The See/Say Principle
By Tony Stoltzfus
Maria is
a coaching client with too much on her plate. She has trouble meeting her
commitments, she is always a day late and a dollar short, and her life is a
jumble of competing demands and half-remembered promises. As her coach, the
change agenda that would make the most difference is pretty obvious: Maria
needs to get her life under control. But she doesn’t see it that way. What do
you do? As the old song goes, “How do you solve a problem like Maria?”
Coaching
is the art of helping people change by believing in them unconditionally.

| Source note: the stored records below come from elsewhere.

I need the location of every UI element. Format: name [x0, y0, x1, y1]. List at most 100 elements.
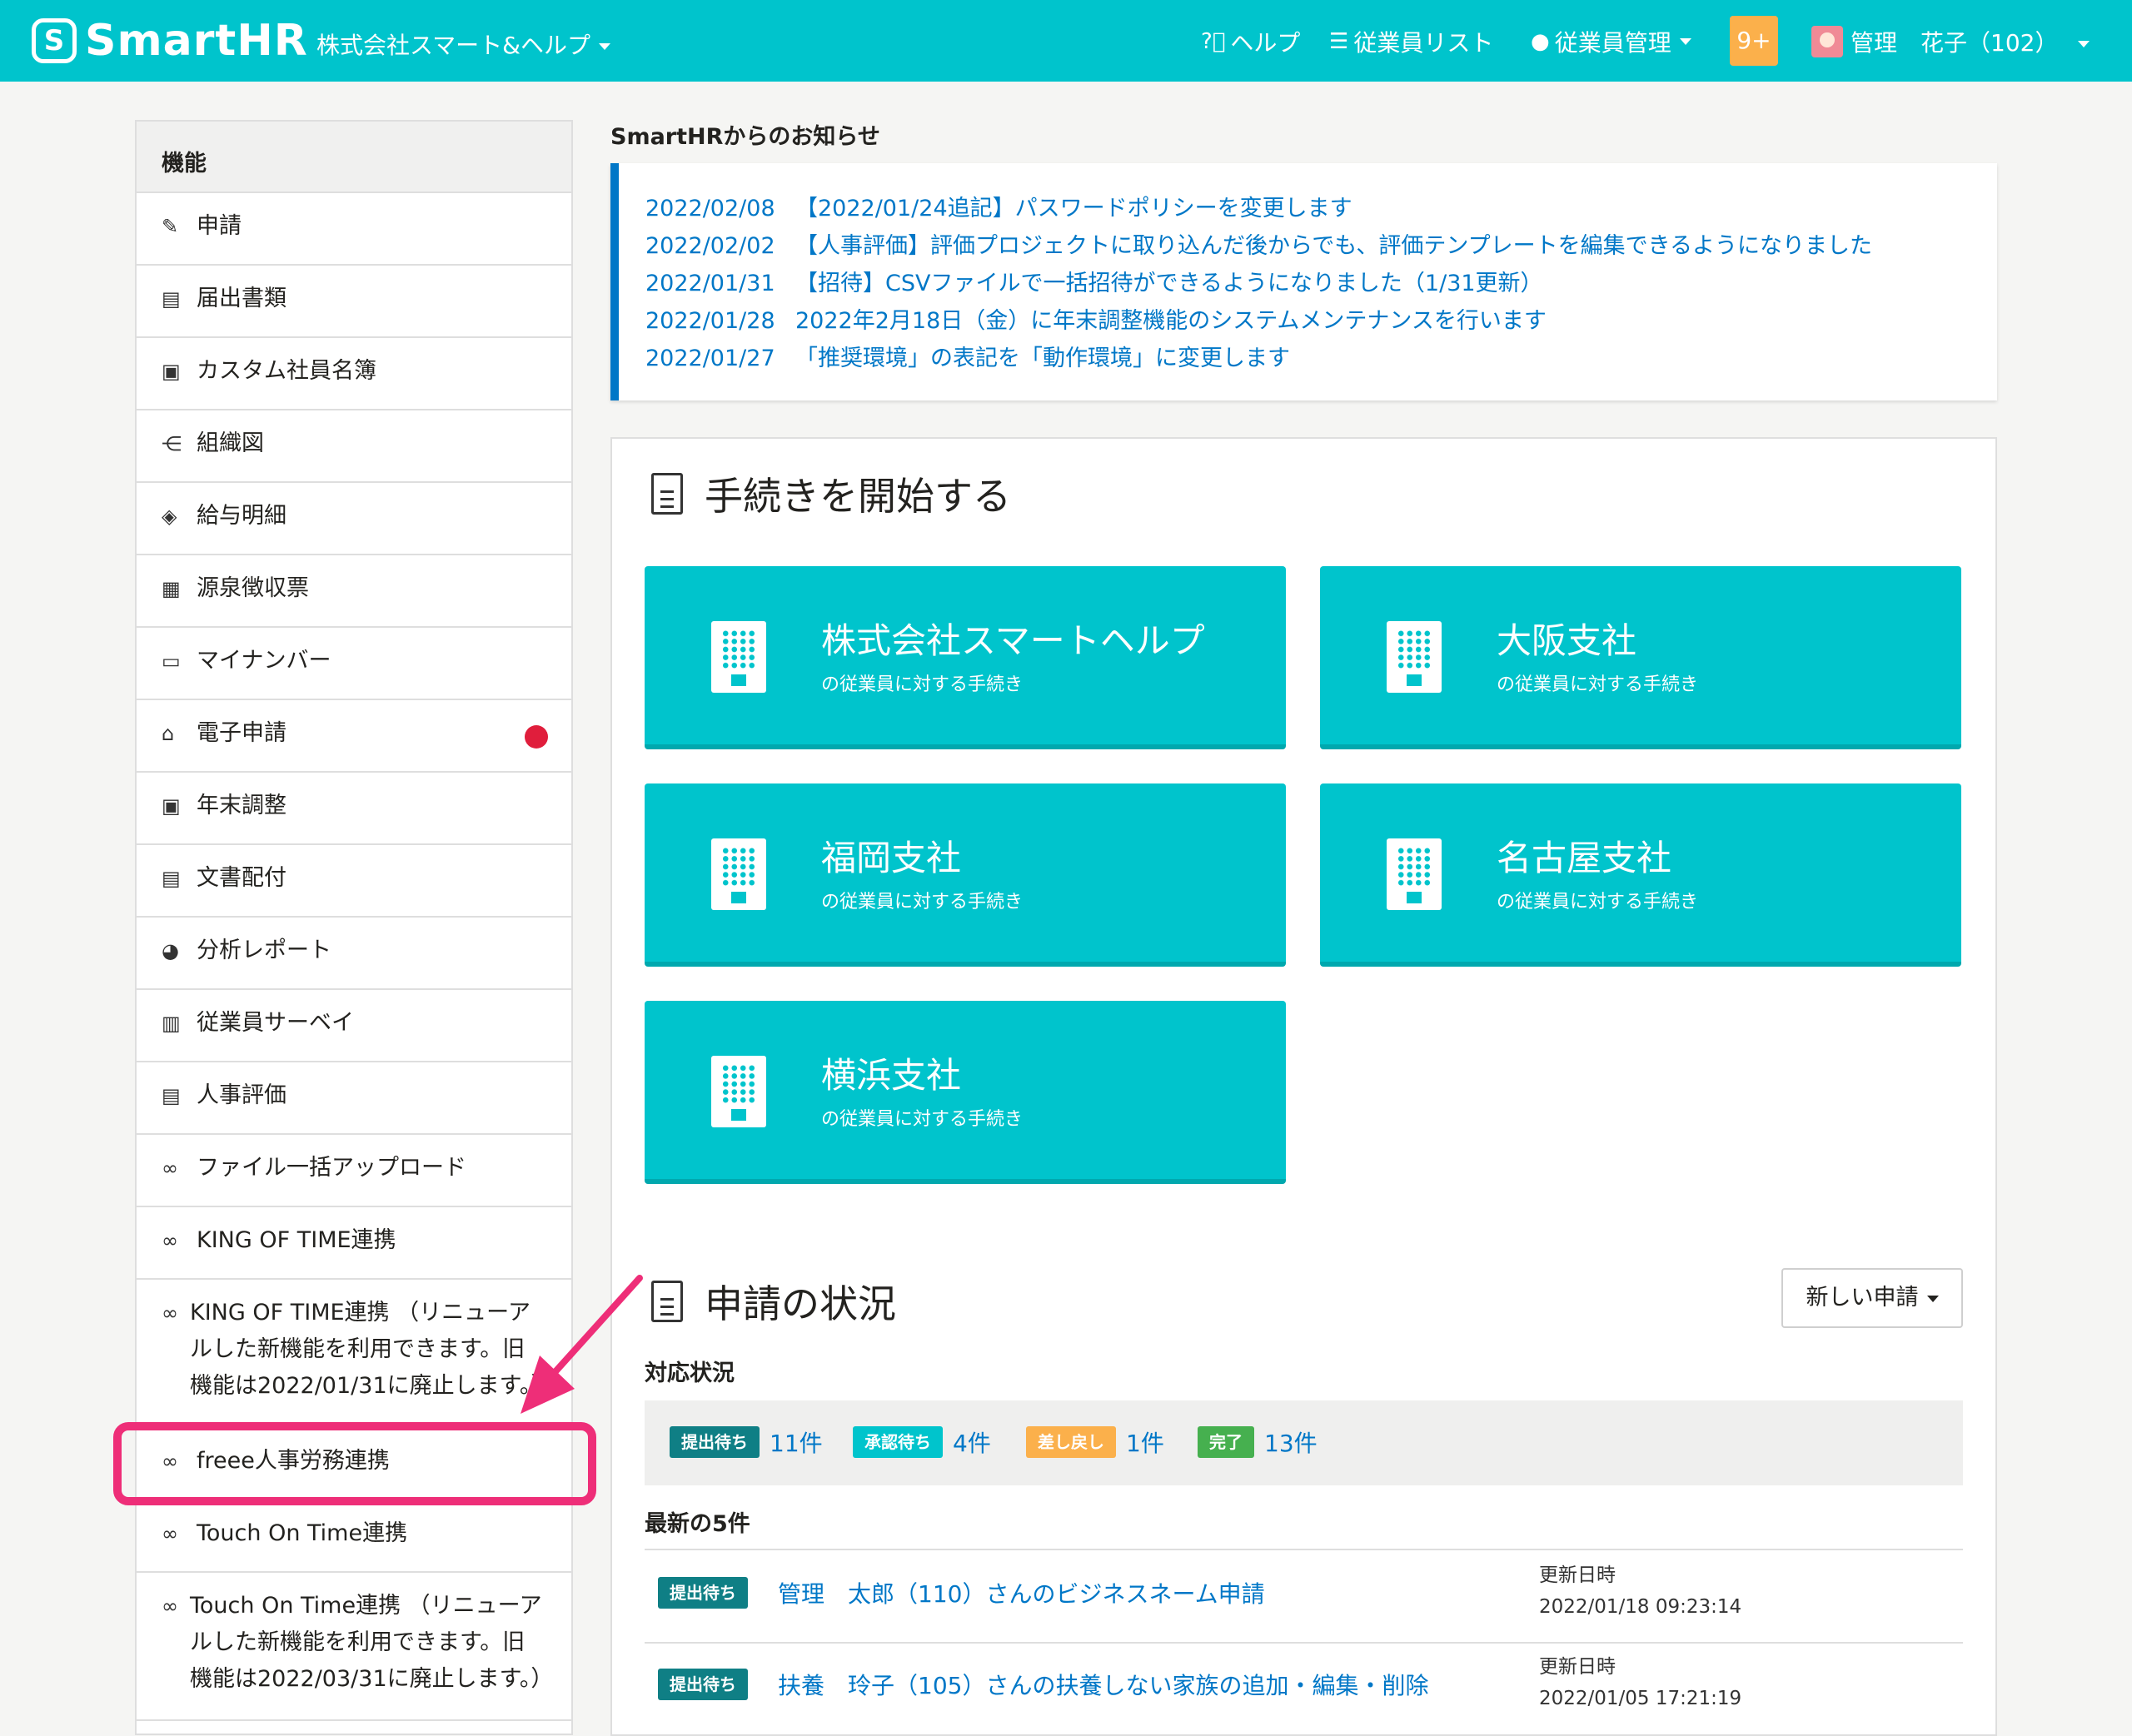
- sidebar-item[interactable]: ∞ Touch On Time連携 （リニューアルした新機能を利用できます。旧機能…: [137, 1573, 571, 1721]
- calculator-icon: ▦: [162, 577, 181, 600]
- sidebar-item-label: ファイル一括アップロード: [197, 1155, 466, 1181]
- divider: [645, 1549, 1963, 1550]
- sidebar-item-label: 給与明細: [197, 503, 286, 529]
- building-icon: [1387, 838, 1442, 910]
- id-card-icon: ▭: [162, 649, 181, 673]
- tile-name: 株式会社スマートヘルプ: [821, 620, 1205, 661]
- sidebar-item-label: Touch On Time連携: [197, 1520, 408, 1546]
- status-badge: 提出待ち: [658, 1669, 748, 1700]
- tile-subtitle: の従業員に対する手続き: [821, 1109, 1024, 1130]
- document-icon: [651, 1281, 683, 1322]
- notification-badge[interactable]: 9+: [1730, 16, 1778, 66]
- help-link[interactable]: ?⃝ ヘルプ: [1201, 25, 1300, 58]
- notice-text: 【人事評価】評価プロジェクトに取り込んだ後からでも、評価テンプレートを編集できる…: [795, 233, 1873, 259]
- question-circle-icon: ?⃝: [1201, 29, 1226, 54]
- sidebar-item[interactable]: ▦ 源泉徴収票: [137, 555, 571, 628]
- employee-list-link[interactable]: ☰ 従業員リスト: [1329, 25, 1493, 58]
- sidebar-item[interactable]: ▣ カスタム社員名簿: [137, 338, 571, 410]
- tile-name: 横浜支社: [821, 1055, 962, 1096]
- sidebar-item-label: カスタム社員名簿: [197, 358, 376, 384]
- building-icon: [711, 1056, 766, 1127]
- sidebar-item-label: 分析レポート: [197, 938, 331, 963]
- application-icon: ✎: [162, 215, 179, 238]
- procedure-tile[interactable]: 株式会社スマートヘルプの従業員に対する手続き: [645, 566, 1286, 749]
- status-filter[interactable]: 提出待ち 11件: [670, 1425, 823, 1459]
- building-icon: [711, 621, 766, 693]
- application-link[interactable]: 管理 太郎（110）さんのビジネスネーム申請: [778, 1576, 1265, 1609]
- sidebar-item[interactable]: ∞ Touch On Time連携: [137, 1500, 571, 1573]
- notice-link[interactable]: 2022/01/28 2022年2月18日（金）に年末調整機能のシステムメンテナン…: [645, 302, 1970, 340]
- new-application-button[interactable]: 新しい申請: [1781, 1268, 1963, 1328]
- applications-heading: 申請の状況: [651, 1274, 896, 1329]
- sidebar-item-label: 源泉徴収票: [197, 575, 309, 601]
- notice-text: 2022年2月18日（金）に年末調整機能のシステムメンテナンスを行います: [795, 308, 1547, 334]
- sidebar-item[interactable]: ◈ 給与明細: [137, 483, 571, 555]
- sidebar-item[interactable]: ▭ マイナンバー: [137, 628, 571, 700]
- employee-book-icon: ▣: [162, 360, 181, 383]
- notice-link[interactable]: 2022/02/02 【人事評価】評価プロジェクトに取り込んだ後からでも、評価テン…: [645, 227, 1970, 265]
- tile-subtitle: の従業員に対する手続き: [1497, 674, 1699, 695]
- chevron-down-icon: [1679, 38, 1691, 45]
- procedure-tile[interactable]: 名古屋支社 の従業員に対する手続き: [1320, 783, 1961, 967]
- notice-link[interactable]: 2022/02/08 【2022/01/24追記】パスワードポリシーを変更します: [645, 190, 1970, 227]
- tile-name: 大阪支社: [1497, 620, 1637, 661]
- notice-date: 2022/01/28: [645, 308, 775, 334]
- status-badge: 差し戻し: [1026, 1426, 1116, 1458]
- notice-text: 「推奨環境」の表記を「動作環境」に変更します: [795, 346, 1290, 371]
- calendar-icon: ▣: [162, 794, 181, 818]
- sidebar-item-label: KING OF TIME連携 （リニューアルした新機能を利用できます。旧機能は2…: [190, 1300, 554, 1399]
- updated-label: 更新日時: [1539, 1564, 1616, 1586]
- logo-text: SmartHR: [85, 16, 308, 66]
- employee-management-label: 従業員管理: [1554, 29, 1671, 57]
- sidebar-item-label: 文書配付: [197, 865, 286, 891]
- sidebar-item[interactable]: ◕ 分析レポート: [137, 918, 571, 990]
- sidebar-item[interactable]: ▤ 届出書類: [137, 266, 571, 338]
- org-chart-icon: ⋲: [162, 432, 182, 455]
- user-menu[interactable]: 管理 花子（102）: [1851, 25, 2090, 58]
- procedures-heading: 手続きを開始する: [651, 466, 1011, 521]
- company-selector[interactable]: 株式会社スマート&ヘルプ: [316, 27, 610, 61]
- sidebar-item[interactable]: ▤ 文書配付: [137, 845, 571, 918]
- sidebar-title: 機能: [137, 122, 571, 193]
- chevron-down-icon: [599, 43, 610, 50]
- procedure-tile[interactable]: 横浜支社の従業員に対する手続き: [645, 1001, 1286, 1184]
- tile-subtitle: の従業員に対する手続き: [821, 892, 1024, 913]
- status-filter[interactable]: 完了 13件: [1198, 1425, 1318, 1459]
- bank-icon: ⌂: [162, 722, 175, 745]
- updated-label: 更新日時: [1539, 1656, 1616, 1678]
- status-filter[interactable]: 差し戻し 1件: [1026, 1425, 1164, 1459]
- sidebar-item[interactable]: ▥ 従業員サーベイ: [137, 990, 571, 1062]
- status-badge: 提出待ち: [670, 1426, 760, 1458]
- sidebar-item[interactable]: ∞ KING OF TIME連携 （リニューアルした新機能を利用できます。旧機能は…: [137, 1280, 571, 1428]
- sidebar-item[interactable]: ⌂ 電子申請: [137, 700, 571, 773]
- link-icon: ∞: [162, 1229, 178, 1252]
- smarthr-logo[interactable]: S SmartHR: [32, 16, 308, 66]
- sidebar-item-label: KING OF TIME連携: [197, 1227, 396, 1253]
- employee-management-menu[interactable]: ● 従業員管理: [1531, 25, 1691, 58]
- notice-link[interactable]: 2022/01/31 【招待】CSVファイルで一括招待ができるようになりました（1…: [645, 265, 1970, 302]
- sidebar-item[interactable]: ∞ KING OF TIME連携: [137, 1207, 571, 1280]
- employee-list-label: 従業員リスト: [1353, 29, 1494, 57]
- building-icon: [1387, 621, 1442, 693]
- avatar[interactable]: [1811, 26, 1843, 57]
- status-badge: 承認待ち: [853, 1426, 943, 1458]
- updated-datetime: 2022/01/18 09:23:14: [1539, 1596, 1742, 1618]
- application-link[interactable]: 扶養 玲子（105）さんの扶養しない家族の追加・編集・削除: [778, 1668, 1428, 1701]
- sidebar-item-label: 人事評価: [197, 1082, 286, 1108]
- sidebar-item[interactable]: ✎ 申請: [137, 193, 571, 266]
- notice-link[interactable]: 2022/01/27 「推奨環境」の表記を「動作環境」に変更します: [645, 340, 1970, 377]
- procedure-tile[interactable]: 大阪支社の従業員に対する手続き: [1320, 566, 1961, 749]
- sidebar-item[interactable]: ⋲ 組織図: [137, 410, 571, 483]
- status-filter[interactable]: 承認待ち 4件: [853, 1425, 991, 1459]
- sidebar-item[interactable]: ▣ 年末調整: [137, 773, 571, 845]
- procedures-title: 手続きを開始する: [705, 474, 1011, 519]
- link-icon: ∞: [162, 1301, 178, 1325]
- latest-heading: 最新の5件: [645, 1511, 750, 1537]
- tile-subtitle: の従業員に対する手続き: [821, 674, 1024, 695]
- sidebar-item-label: 組織図: [197, 430, 264, 456]
- sidebar-item[interactable]: ▤ 人事評価: [137, 1062, 571, 1135]
- document-icon: ▤: [162, 287, 181, 311]
- procedure-tile[interactable]: 福岡支社 の従業員に対する手続き: [645, 783, 1286, 967]
- sidebar-item[interactable]: ∞ ファイル一括アップロード: [137, 1135, 571, 1207]
- sidebar-item-label: 申請: [197, 213, 242, 239]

Instead of telling them what to do, you listen and ask, because you believe in
the person’s relationship with God and their ability to make the changes they
need to make. That means you let go and let Maria choose what to work on.
That’s the simple answer.
But
letting go of an obvious blind spot to work on something else is a
counterintuitive concept. At first hearing, people always raise a million
practical objections. The discussion usually boils down to a question like
this: “If I see my client doing something wrong, don’t I have an obligation to
say something about it?”
Here’s
how I respond. Pause for a moment to really ponder the following question, and
answer it with a number:
How many
things does God see right now that are wrong with your life or that don’t meet
His standards?
______
As the expression goes,
there’s a hole with no bottom! The gulf between God’s holiness and yours is
larger than the universe. If we saw a true picture of God’s holiness alongside
our own depravity, it would literally kill us (See Exodus 33:18-23). Yet of all
our infinite number of shortcomings, how many is God explicitly prompting you
to work on right now? My experience is that I can count that number on the
fingers of one hand. Of all that God sees in me that needs to change, he only chooses
to reveal a few things at once. Applied to coaching, I call this the See/Say
principle: Just because I see something
doesn’t mean I’m supposed to say it.
Seeing a
problem in a client’s life does not make me responsible to address it. At any
moment, God sees many things wrong with me, but asks for change on only a few.
Therefore, I need to figure out what things God is speaking to the client about
and limit my agenda to match His. I’m only responsible to say the things that
God prompts me to say. Even Jesus accepted this limitation, when He stated,
“…The Son can do nothing of his own accord, but only what he sees the Father
doing” (John
So, you
are not responsible to speak to everything you see in others. Your mandate is only
to address what God specifically prompts you to address. Accepting this
principle frees you to let go, love your clients and believe in them
unconditionally. That letting go of responsibility for others is a big part of the greatness of the coaching relationship.